GeminiClient exposes Gemini's audio surface in two complementary forms:

Surface Entry point
Text-to-speech (TTS) client.SpeakAsync(text, voiceName, modelId, languageCode)
Speech-to-text (STT, MEAI) ((Microsoft.Extensions.AI.ISpeechToTextClient)client).GetTextAsync(stream, options)
Speech-to-text (convenience) client.TranscribeAsync(audioData, mimeType, modelId, prompt)

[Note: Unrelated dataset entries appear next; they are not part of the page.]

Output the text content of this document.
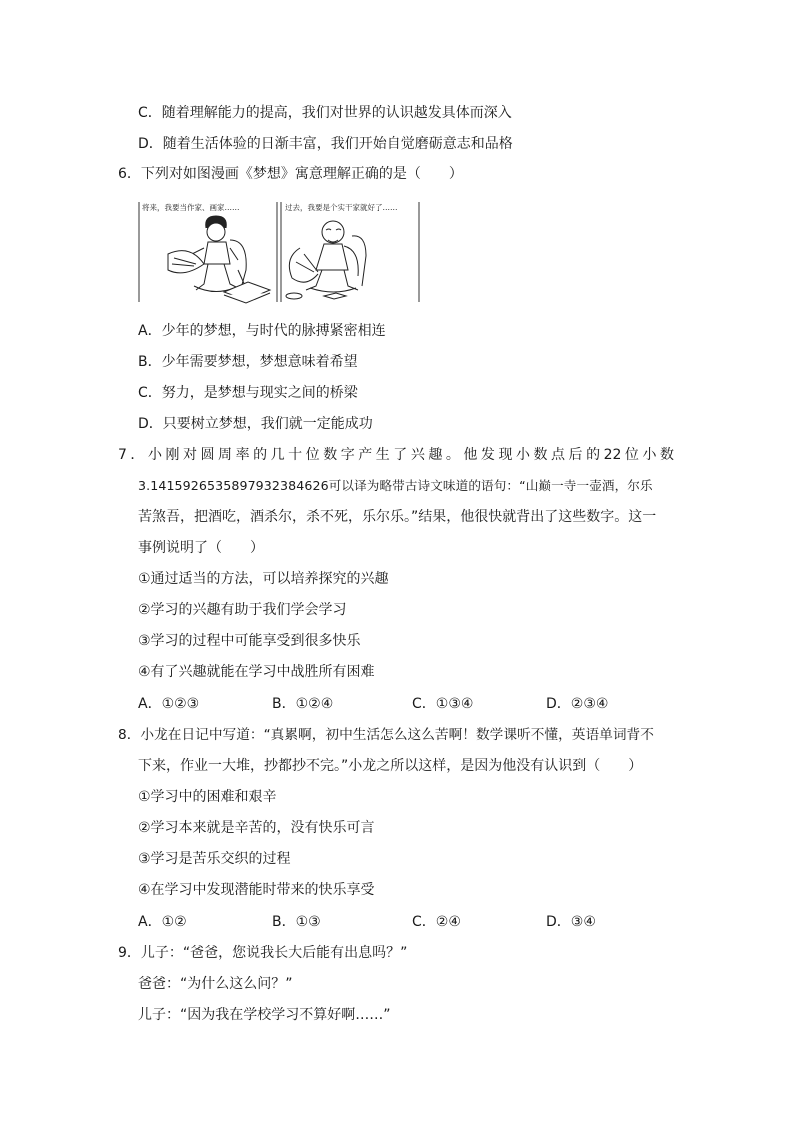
C．随着理解能力的提高，我们对世界的认识越发具体而深入
D．随着生活体验的日渐丰富，我们开始自觉磨砺意志和品格
6．下列对如图漫画《梦想》寓意理解正确的是（　　）
将来，我要当作家、画家……	过去，我要是个实干家就好了……
A．少年的梦想，与时代的脉搏紧密相连
B．少年需要梦想，梦想意味着希望
C．努力，是梦想与现实之间的桥梁
D．只要树立梦想，我们就一定能成功
7．小刚对圆周率的几十位数字产生了兴趣。他发现小数点后的22位小数
3.1415926535897932384626可以译为略带古诗文味道的语句：“山巅一寺一壶酒，尔乐
苦煞吾，把酒吃，酒杀尔，杀不死，乐尔乐。”结果，他很快就背出了这些数字。这一
事例说明了（　　）
①通过适当的方法，可以培养探究的兴趣
②学习的兴趣有助于我们学会学习
③学习的过程中可能享受到很多快乐
④有了兴趣就能在学习中战胜所有困难
A．①②③	B．①②④	C．①③④	D．②③④
8．小龙在日记中写道：“真累啊，初中生活怎么这么苦啊！数学课听不懂，英语单词背不
下来，作业一大堆，抄都抄不完。”小龙之所以这样，是因为他没有认识到（　　）
①学习中的困难和艰辛
②学习本来就是辛苦的，没有快乐可言
③学习是苦乐交织的过程
④在学习中发现潜能时带来的快乐享受
A．①②	B．①③	C．②④	D．③④
9．儿子：“爸爸，您说我长大后能有出息吗？”
爸爸：“为什么这么问？”
儿子：“因为我在学校学习不算好啊……”
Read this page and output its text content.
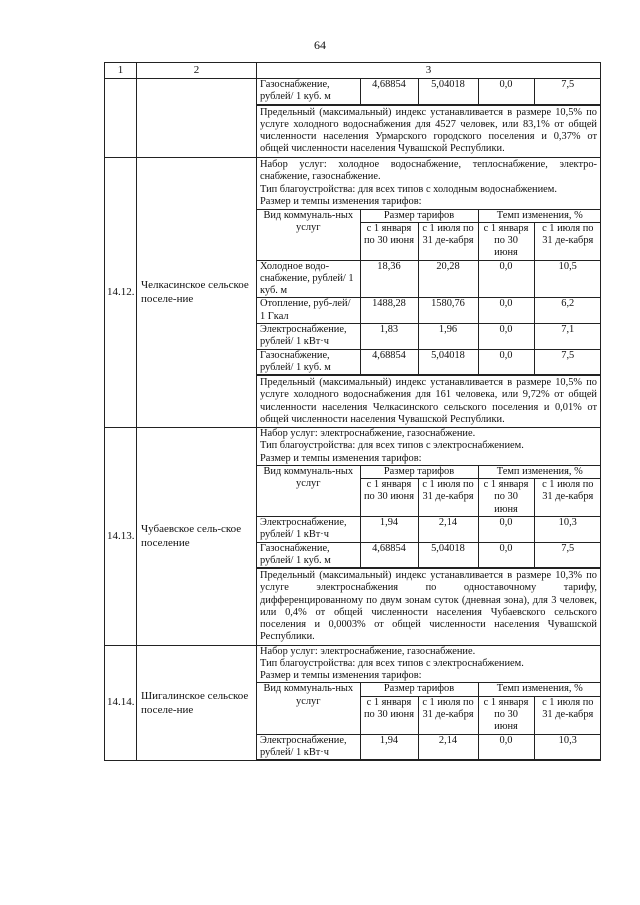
64
1	2	3

Газоснабжение, рублей/ 1 куб. м	4,68854	5,04018	0,0	7,5
Предельный (максимальный) индекс устанавливается в размере 10,5% по услуге холодного водоснабжения для 4527 человек, или 83,1% от общей численности населения Урмарского городского поселения и 0,37% от общей численности населения Чувашской Республики.

14.12.	Челкасинское сельское поселе-ние	
Набор услуг: холодное водоснабжение, теплоснабжение, электро-снабжение, газоснабжение.
Тип благоустройства: для всех типов с холодным водоснабжением.
Размер и темпы изменения тарифов:
Вид коммуналь-ных услуг	Размер тарифов	Темп изменения, %
с 1 января по 30 июня	с 1 июля по 31 де-кабря	с 1 января по 30 июня	с 1 июля по 31 де-кабря
Холодное водо-снабжение, рублей/ 1 куб. м	18,36	20,28	0,0	10,5
Отопление, руб-лей/ 1 Гкал	1488,28	1580,76	0,0	6,2
Электроснабжение, рублей/ 1 кВт·ч	1,83	1,96	0,0	7,1
Газоснабжение, рублей/ 1 куб. м	4,68854	5,04018	0,0	7,5
Предельный (максимальный) индекс устанавливается в размере 10,5% по услуге холодного водоснабжения для 161 человека, или 9,72% от общей численности населения Челкасинского сельского поселения и 0,01% от общей численности населения Чувашской Республики.

14.13.	Чубаевское сель-ское поселение	
Набор услуг: электроснабжение, газоснабжение.
Тип благоустройства: для всех типов с электроснабжением.
Размер и темпы изменения тарифов:
Вид коммуналь-ных услуг	Размер тарифов	Темп изменения, %
с 1 января по 30 июня	с 1 июля по 31 де-кабря	с 1 января по 30 июня	с 1 июля по 31 де-кабря
Электроснабжение, рублей/ 1 кВт·ч	1,94	2,14	0,0	10,3
Газоснабжение, рублей/ 1 куб. м	4,68854	5,04018	0,0	7,5
Предельный (максимальный) индекс устанавливается в размере 10,3% по услуге электроснабжения по одноставочному тарифу, дифференцированному по двум зонам суток (дневная зона), для 3 человек, или 0,4% от общей численности населения Чубаевского сельского поселения и 0,0003% от общей численности населения Чувашской Республики.

14.14.	Шигалинское сельское поселе-ние	
Набор услуг: электроснабжение, газоснабжение.
Тип благоустройства: для всех типов с электроснабжением.
Размер и темпы изменения тарифов:
Вид коммуналь-ных услуг	Размер тарифов	Темп изменения, %
с 1 января по 30 июня	с 1 июля по 31 де-кабря	с 1 января по 30 июня	с 1 июля по 31 де-кабря
Электроснабжение, рублей/ 1 кВт·ч	1,94	2,14	0,0	10,3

The default TTS model is gemini-3.1-flash-tts-preview, which supports inline audio-control tags (200+) and 70+ languages.

Synthesizing speech

 1
 2
 3
 4
 5
 6
 7
 8
 9
10
11
12
13
using Google.Gemini;

using var client = new GeminiClient(apiKey);

var result = await client.SpeakAsync(
    text: $"{GeminiAudioTags.Cheerful} Hello! {GeminiAudioTags.Excited} This is Gemini.",
    voiceName: GeminiVoices.Puck);

if (result.HasAudio)
{
    var rate = result.SampleRateHz ?? 24000;           // parsed from audio/L16;…;rate=24000
    Console.WriteLine($"{result.AudioData!.Length} bytes PCM @ {rate} Hz");
}

Useful helpers shipped alongside SpeakAsync:

  • GeminiAudioTags — strongly-typed constants for emotion / style / delivery / pacing tags.
  • GeminiVoices — 30 prebuilt voice names, plus GeminiVoices.All for iteration.
  • client.ListTtsModelsAsync() — live discovery of every TTS-capable model.
  • AudioResult.SampleRateHz / AudioResult.ParseSampleRateHz(mime) — extract the sample rate from the response MIME type without string-mangling in caller code.

Transcribing through MEAI

GeminiClient implements Microsoft.Extensions.AI.ISpeechToTextClient, so anything that consumes that interface can swap providers without code changes.

1
2
3
4
5
6
7
using Microsoft.Extensions.AI;

ISpeechToTextClient stt = client;
using var wavStream = File.OpenRead("speech.wav");
var response = await stt.GetTextAsync(wavStream);

Console.WriteLine(response.Text);

The implementation auto-sniffs WAV / Ogg / FLAC / MP3 magic bytes and falls back to audio/wav. Pass a custom MIME type via SpeechToTextOptions.RawRepresentationFactory when you know the format already.

Round-trip walk-through

The full TTS → save WAV → STT flow is wired up in samples/AudioRoundTrip, which you can run with:

1
2
3
export GOOGLE_GEMINI_API_KEY=...
dotnet run --project samples/AudioRoundTrip/AudioRoundTrip.csproj -- \
    "[cheerful] Hi there! [whispers] Round-trip incoming."

The sample:

  1. Synthesizes speech with SpeakAsync, defaulting to GeminiVoices.Puck.
  2. Wraps the returned PCM in a WAV header (audio_round_trip.wav) so you can play it back locally.
  3. Calls ISpeechToTextClient.GetTextAsync on the WAV stream and prints the transcribed text — proving the new STT interface plugs into any MEAI-aware pipeline.

Free-tier quota: Gemini's free tier currently allows ~10 TTS requests per day per model. The sample handles HTTP 429 cleanly and prints an explanatory message instead of throwing.